Yorkshire-based polyhalite miner Sirius Minerals rose 2.5 per cent, or 0.75p, to 30.75p as a result of the move. The closely watched company is up 57.9 per cent so far this year following a successful £930 million fundraise at the end of 2016.
Just Eat was one of the mid-cap index’s biggest winners after broker Peel Hunt began its coverage of the firm with a ‘buy’ rating and 895p price target.
Despite an ongoing investigation into Just Eat’s planned acquisition of rival Hungryhouse, analysts noted ‘huge incremental opportunity’ in the online food takeaway market. Shares rose 3 per cent, or 19.5p, to 671.5p.
Capita was also boosted by rumours it was in talks with turnaround investor Endless over the sale of its recruitment division for roughly £25 million.
The firm declined to comment, but its shares rose 2.7 per cent, or 15.5p, to 582.5p.
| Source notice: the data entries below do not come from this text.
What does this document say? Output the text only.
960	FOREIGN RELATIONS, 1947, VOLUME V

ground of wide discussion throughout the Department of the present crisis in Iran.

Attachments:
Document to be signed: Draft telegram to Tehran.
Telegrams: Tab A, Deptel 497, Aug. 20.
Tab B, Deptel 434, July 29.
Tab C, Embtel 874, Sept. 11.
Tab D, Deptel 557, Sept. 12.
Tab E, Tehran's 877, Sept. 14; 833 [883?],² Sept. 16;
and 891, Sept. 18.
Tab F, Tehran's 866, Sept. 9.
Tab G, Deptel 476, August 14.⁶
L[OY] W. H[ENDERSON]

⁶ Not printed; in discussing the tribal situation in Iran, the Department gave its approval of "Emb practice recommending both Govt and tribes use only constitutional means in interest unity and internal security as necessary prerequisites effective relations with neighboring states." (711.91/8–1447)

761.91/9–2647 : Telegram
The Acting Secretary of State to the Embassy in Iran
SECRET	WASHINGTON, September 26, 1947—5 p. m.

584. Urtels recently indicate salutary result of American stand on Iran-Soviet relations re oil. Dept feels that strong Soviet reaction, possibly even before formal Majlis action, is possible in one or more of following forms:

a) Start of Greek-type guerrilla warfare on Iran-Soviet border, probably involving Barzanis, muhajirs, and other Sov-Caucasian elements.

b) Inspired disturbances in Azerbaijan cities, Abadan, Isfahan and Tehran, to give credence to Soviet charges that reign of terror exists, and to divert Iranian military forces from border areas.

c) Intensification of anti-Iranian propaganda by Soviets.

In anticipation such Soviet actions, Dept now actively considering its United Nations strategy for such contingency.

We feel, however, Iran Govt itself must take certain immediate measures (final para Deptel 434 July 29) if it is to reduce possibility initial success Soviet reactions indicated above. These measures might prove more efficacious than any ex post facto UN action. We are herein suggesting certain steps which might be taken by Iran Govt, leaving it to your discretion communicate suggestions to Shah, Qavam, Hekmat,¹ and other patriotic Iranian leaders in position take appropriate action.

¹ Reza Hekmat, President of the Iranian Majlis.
In small-cap land, mineral mining investor Primorus Investments shot up after executive director Alastair Clayton bought 5 million shares at 0.14p each, giving him a 3.6 per cent stake. Shares rose 14.3 per cent, or 0.02p, to 0.16p.
Meanwhile, waste treatment firm Nature Group tanked after revenues declined by more than a quarter in 2016 as a result of ongoing restructuring costs. Shares fell 12 per cent, or 1.12p, to 8.25p.